9. Girish Singhania, Edubridge
Girish Singhania launched Edubridge in 2009 after working at Procter & Gamble and in investment banking in Mumbai. Edubridge provides skills training and job placement to India's rural youth to increase their opportunities to play a role in India's formal economy.
Much like the SAP program Singhania is taking part in now to scale his business, Edubridge puts Indian youth through three- to eight-week training programs to help them develop the skills required by corporate clients.

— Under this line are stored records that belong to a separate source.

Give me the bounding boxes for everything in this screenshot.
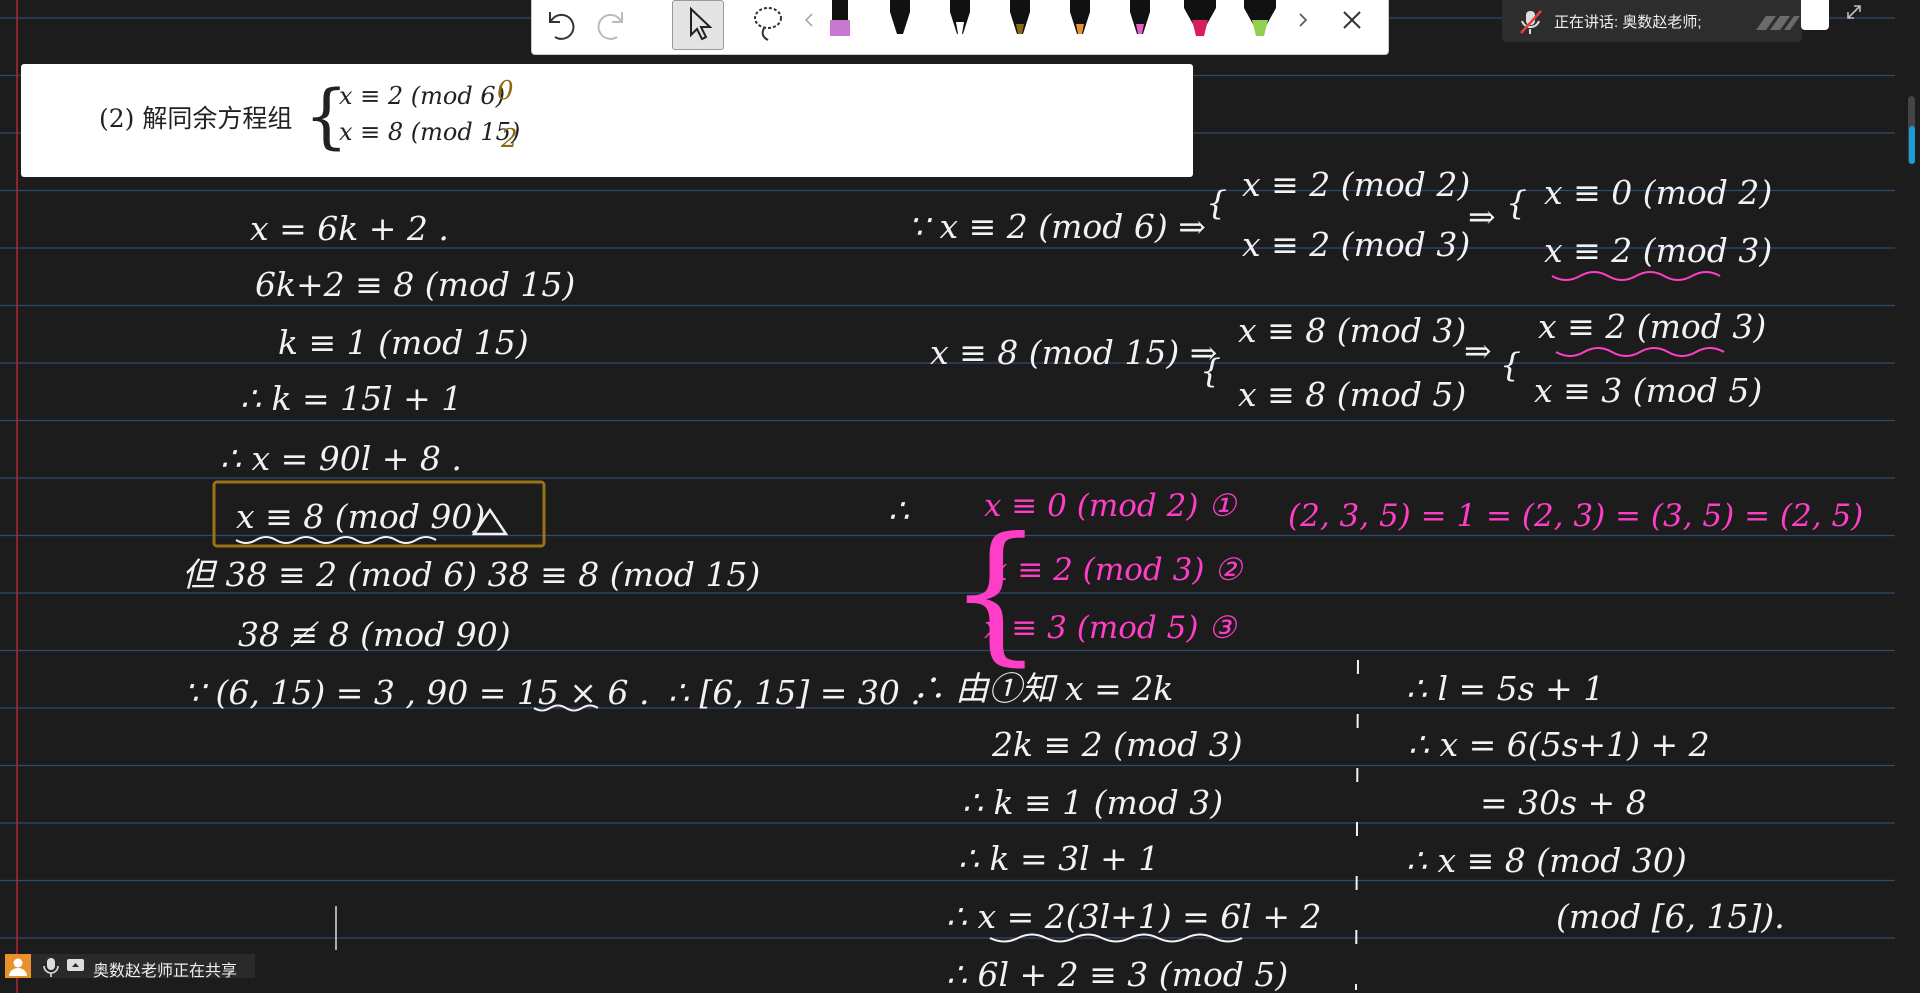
redo-icon [597,12,623,40]
note-r1: ∵ x ≡ 2 (mod 6) ⇒ [908,207,1206,246]
note-r2c: ⇒ [1464,331,1492,370]
note-r1e: x ≡ 2 (mod 3) [1544,231,1772,270]
note-pink-gcd: (2, 3, 5) = 1 = (2, 3) = (3, 5) = (2, 5) [1288,498,1863,534]
black-pen-icon [890,0,910,34]
note-far-1: ∴ l = 5s + 1 [1406,669,1604,708]
note-r1c: ⇒ [1468,197,1496,236]
chevron-left-icon [804,13,813,27]
white-pen-icon [950,0,970,34]
user-icon [5,954,31,978]
speaking-text: 正在讲话: 奥数赵老师; [1554,14,1702,31]
note-far-3: = 30s + 8 [1480,783,1647,822]
note-left-1: x = 6k + 2 . [250,209,449,248]
note-far-4: ∴ x ≡ 8 (mod 30) [1406,841,1687,880]
mic-icon[interactable] [41,954,61,978]
lasso-icon [754,7,782,41]
window-control[interactable] [1801,0,1829,30]
note-left-6: x ≡ 8 (mod 90) [236,497,485,536]
select-button[interactable] [672,0,724,50]
note-r2b: x ≡ 8 (mod 5) [1238,375,1466,414]
note-pink-3: x ≡ 3 (mod 5) ③ [984,610,1238,646]
screen-share-icon[interactable] [65,954,87,978]
note-far-2: ∴ x = 6(5s+1) + 2 [1408,725,1710,764]
note-r2: x ≡ 8 (mod 15) ⇒ [930,333,1217,372]
close-toolbar-button[interactable] [1328,0,1376,50]
note-left-4: ∴ k = 15l + 1 [240,379,462,418]
pink-brace: { [948,506,1043,680]
orange-pen-button[interactable] [1060,0,1100,50]
note-therefore: ∴ [888,491,909,530]
next-tools-button[interactable] [1292,0,1314,50]
brown-pen-icon [1010,0,1030,34]
red-highlighter-button[interactable] [1178,0,1222,50]
note-mid-3: ∴ k ≡ 1 (mod 3) [962,783,1223,822]
note-mid-5: ∴ x = 2(3l+1) = 6l + 2 [946,897,1321,936]
chevron-right-icon [1299,13,1308,27]
pink-pen-button[interactable] [1120,0,1160,50]
note-mid-2: 2k ≡ 2 (mod 3) [991,725,1243,764]
note-left-7: 但 38 ≡ 2 (mod 6) 38 ≡ 8 (mod 15) [182,555,760,594]
note-pink-2: x ≡ 2 (mod 3) ② [990,552,1244,588]
brace-r1: { [1206,183,1227,222]
pink-pen-icon [1130,0,1150,34]
prev-tools-button[interactable] [798,0,820,50]
muted-mic-icon [1520,10,1542,34]
note-r2d: x ≡ 2 (mod 3) [1538,307,1766,346]
expand-icon[interactable] [1842,0,1872,30]
note-r1a: x ≡ 2 (mod 2) [1242,165,1470,204]
share-status-bar: 奥数赵老师正在共享 [5,954,255,980]
share-status-text: 奥数赵老师正在共享 [93,963,238,980]
brace-r2b: { [1500,345,1521,384]
note-mid-4: ∴ k = 3l + 1 [958,839,1159,878]
note-r1d: x ≡ 0 (mod 2) [1544,173,1772,212]
note-left-5: ∴ x = 90l + 8 . [220,439,462,478]
wavy-underline [235,536,437,544]
note-left-3: k ≡ 1 (mod 15) [278,323,529,362]
brace-r2: { [1200,351,1221,390]
speaking-indicator: 正在讲话: 奥数赵老师; [1502,0,1802,42]
note-far-5: (mod [6, 15]). [1556,897,1785,936]
black-pen-button[interactable] [880,0,920,50]
undo-icon [549,12,575,40]
pen-toolbar [531,0,1389,55]
pink-underline-1 [1551,271,1721,281]
close-icon [1343,11,1361,29]
note-r2e: x ≡ 3 (mod 5) [1534,371,1762,410]
orange-pen-icon [1070,0,1090,34]
redo-button[interactable] [590,0,638,50]
purple-marker-icon [830,0,850,36]
note-r1b: x ≡ 2 (mod 3) [1242,225,1470,264]
lasso-button[interactable] [744,0,792,50]
green-highlighter-button[interactable] [1238,0,1282,50]
note-r2a: x ≡ 8 (mod 3) [1238,311,1466,350]
brown-pen-button[interactable] [1000,0,1040,50]
note-pink-1: x ≡ 0 (mod 2) ① [984,488,1238,524]
handwriting-layer: x = 6k + 2 . 6k+2 ≡ 8 (mod 15) k ≡ 1 (mo… [182,165,1863,993]
green-highlighter-icon [1244,0,1276,36]
white-pen-button[interactable] [940,0,980,50]
brace-r1b: { [1506,183,1527,222]
purple-marker-button[interactable] [820,0,860,50]
pink-underline-2 [1555,347,1725,357]
note-left-2: 6k+2 ≡ 8 (mod 15) [255,265,575,304]
divider [1355,659,1359,991]
select-icon [690,6,713,41]
red-highlighter-icon [1184,0,1216,36]
note-left-10: ∴ [6, 15] = 30 . [668,673,921,712]
audio-level-icon [1756,16,1800,30]
undo-button[interactable] [534,0,582,50]
note-left-9: ∵ (6, 15) = 3 , 90 = 15 × 6 . [184,673,650,712]
note-mid-1: ∴ 由①知 x = 2k [912,669,1173,708]
scrollbar-accent [1909,126,1915,164]
note-left-8: 38 ≢ 8 (mod 90) [238,615,511,654]
note-mid-6: ∴ 6l + 2 ≡ 3 (mod 5) [946,955,1288,993]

10. John Waibochi, Virtual City
John Waibochi has over 18 years of experience in Kenya's tech sector. Since 2000, he has led Virtual City, a mobile software firm that delivers streamlined, cost-effective solutions to the supply chain and agribusiness industry in Africa.
Based in Nairobi, Virtual City's app-based solutions help ensure rural farmers receive a fair price for their crops and allow small agribusinesses to bring their operations online.